Sets the status for an image member.
*(Since Image API v2.1)*

This call allows an image member to change his or her *member status*.

When an image is shared with you, you have immediate access to the image.  What
updating your member status on the image does for you is that it affects
whether the image will appear in your image list response.

- When an image is shared with you, your member_status is ``pending``.  You
  won't see the image unless you go looking for it, either by making a show
  image detail request using the image's ID, or by making an image list call
  specifically looking for a shared image in member status ``pending``.  This
  way, other users cannot "spam" your image list with images you may not want
  to see.

- If you want to see a particular shared image in your image list, then you
  must use this call to change your member status on the image to ``accepted``.

- The image owner can see what your member status is on an image, but the owner
  *cannot* change the status.  Only you (or an administrator) can do that.

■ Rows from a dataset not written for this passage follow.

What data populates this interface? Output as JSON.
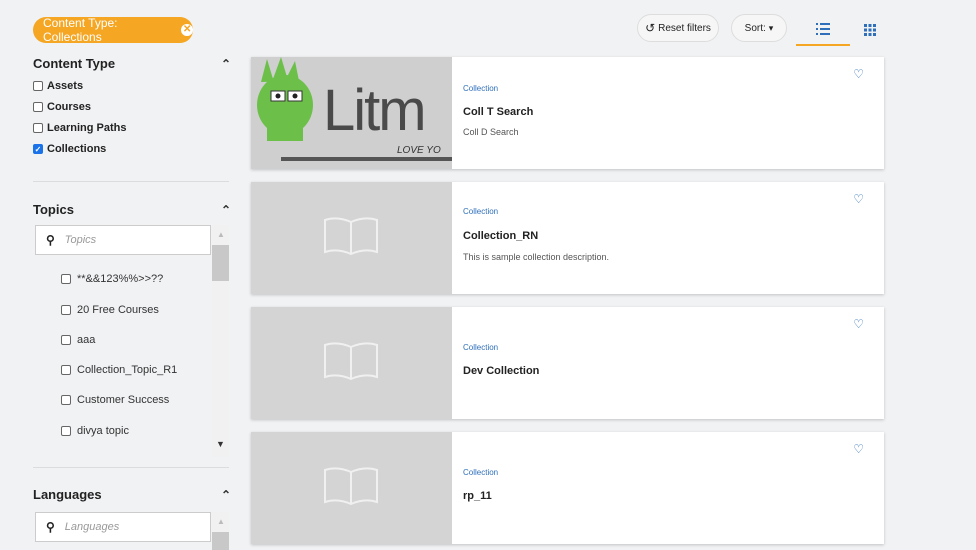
{
  "filter_chip": {
    "label": "Content Type: Collections"
  },
  "toolbar": {
    "reset_label": "Reset filters",
    "sort_label": "Sort:"
  },
  "content_type": {
    "heading": "Content Type",
    "items": [
      {
        "label": "Assets",
        "checked": false
      },
      {
        "label": "Courses",
        "checked": false
      },
      {
        "label": "Learning Paths",
        "checked": false
      },
      {
        "label": "Collections",
        "checked": true
      }
    ]
  },
  "topics": {
    "heading": "Topics",
    "search_placeholder": "Topics",
    "items": [
      {
        "label": "**&&123%%>>??"
      },
      {
        "label": "20 Free Courses"
      },
      {
        "label": "aaa"
      },
      {
        "label": "Collection_Topic_R1"
      },
      {
        "label": "Customer Success"
      },
      {
        "label": "divya topic"
      }
    ]
  },
  "languages": {
    "heading": "Languages",
    "search_placeholder": "Languages"
  },
  "cards": [
    {
      "type": "Collection",
      "title": "Coll T Search",
      "desc": "Coll D Search",
      "thumb_text": "Litm",
      "thumb_tag": "LOVE YO"
    },
    {
      "type": "Collection",
      "title": "Collection_RN",
      "desc": "This is sample collection description."
    },
    {
      "type": "Collection",
      "title": "Dev Collection",
      "desc": ""
    },
    {
      "type": "Collection",
      "title": "rp_11",
      "desc": ""
    }
  ],
  "colors": {
    "accent": "#f5a623",
    "link": "#2f6fba",
    "checkbox": "#1a73e8"
  }
}
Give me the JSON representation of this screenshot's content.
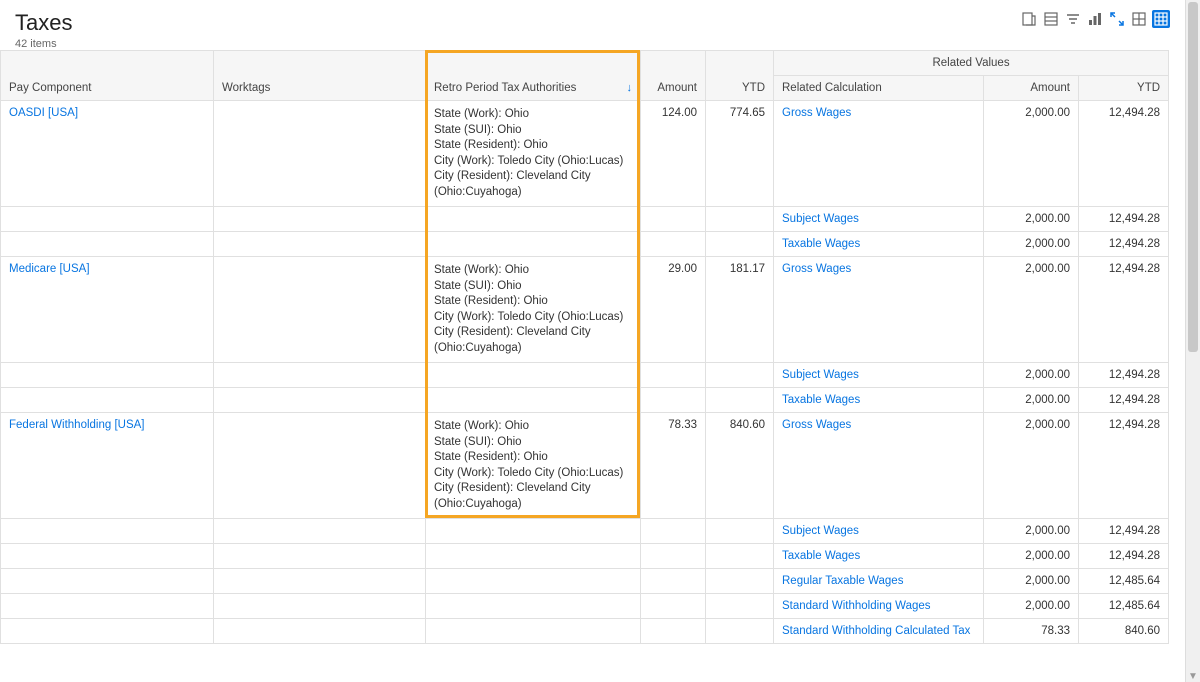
{
  "header": {
    "title": "Taxes",
    "subtitle": "42 items"
  },
  "columns": {
    "pay_component": "Pay Component",
    "worktags": "Worktags",
    "retro": "Retro Period Tax Authorities",
    "amount": "Amount",
    "ytd": "YTD",
    "related_values": "Related Values",
    "related_calc": "Related Calculation",
    "related_amount": "Amount",
    "related_ytd": "YTD"
  },
  "retro_lines": {
    "line1": "State (Work): Ohio",
    "line2": "State (SUI): Ohio",
    "line3": "State (Resident): Ohio",
    "line4": "City (Work): Toledo City (Ohio:Lucas)",
    "line5": "City (Resident): Cleveland City (Ohio:Cuyahoga)"
  },
  "rows": [
    {
      "pay": "OASDI [USA]",
      "amount": "124.00",
      "ytd": "774.65",
      "rel": "Gross Wages",
      "rel_amount": "2,000.00",
      "rel_ytd": "12,494.28",
      "retro": true
    },
    {
      "pay": "",
      "amount": "",
      "ytd": "",
      "rel": "Subject Wages",
      "rel_amount": "2,000.00",
      "rel_ytd": "12,494.28",
      "retro": false
    },
    {
      "pay": "",
      "amount": "",
      "ytd": "",
      "rel": "Taxable Wages",
      "rel_amount": "2,000.00",
      "rel_ytd": "12,494.28",
      "retro": false
    },
    {
      "pay": "Medicare [USA]",
      "amount": "29.00",
      "ytd": "181.17",
      "rel": "Gross Wages",
      "rel_amount": "2,000.00",
      "rel_ytd": "12,494.28",
      "retro": true
    },
    {
      "pay": "",
      "amount": "",
      "ytd": "",
      "rel": "Subject Wages",
      "rel_amount": "2,000.00",
      "rel_ytd": "12,494.28",
      "retro": false
    },
    {
      "pay": "",
      "amount": "",
      "ytd": "",
      "rel": "Taxable Wages",
      "rel_amount": "2,000.00",
      "rel_ytd": "12,494.28",
      "retro": false
    },
    {
      "pay": "Federal Withholding [USA]",
      "amount": "78.33",
      "ytd": "840.60",
      "rel": "Gross Wages",
      "rel_amount": "2,000.00",
      "rel_ytd": "12,494.28",
      "retro": true
    },
    {
      "pay": "",
      "amount": "",
      "ytd": "",
      "rel": "Subject Wages",
      "rel_amount": "2,000.00",
      "rel_ytd": "12,494.28",
      "retro": false
    },
    {
      "pay": "",
      "amount": "",
      "ytd": "",
      "rel": "Taxable Wages",
      "rel_amount": "2,000.00",
      "rel_ytd": "12,494.28",
      "retro": false
    },
    {
      "pay": "",
      "amount": "",
      "ytd": "",
      "rel": "Regular Taxable Wages",
      "rel_amount": "2,000.00",
      "rel_ytd": "12,485.64",
      "retro": false
    },
    {
      "pay": "",
      "amount": "",
      "ytd": "",
      "rel": "Standard Withholding Wages",
      "rel_amount": "2,000.00",
      "rel_ytd": "12,485.64",
      "retro": false
    },
    {
      "pay": "",
      "amount": "",
      "ytd": "",
      "rel": "Standard Withholding Calculated Tax",
      "rel_amount": "78.33",
      "rel_ytd": "840.60",
      "retro": false
    }
  ]
}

- There are three member status values: ``pending``, ``accepted``, and
  ``rejected``.  The ``pending`` and ``rejected`` statuses are functionally
  identical.  The difference is that ``pending`` indicates to the owner that
  you haven't updated the image, so perhaps you aren't aware that it's been
  shared with you.  The ``rejected`` status indicates that you are aware that
  the image exists and you specifically decided that you don't want to see it
  in your image list response.

For a more detailed discussion of image sharing, please consult `Image API v2
Sharing`_.

Preconditions

- The image must exist.

- The image must have a ``visibility`` value of ``shared``.

- You must be the member of the image referenced in the call.

Synchronous Postconditions

- If you update the member status to ``accepted`` and have the
  correct permissions, you see the image in list images responses.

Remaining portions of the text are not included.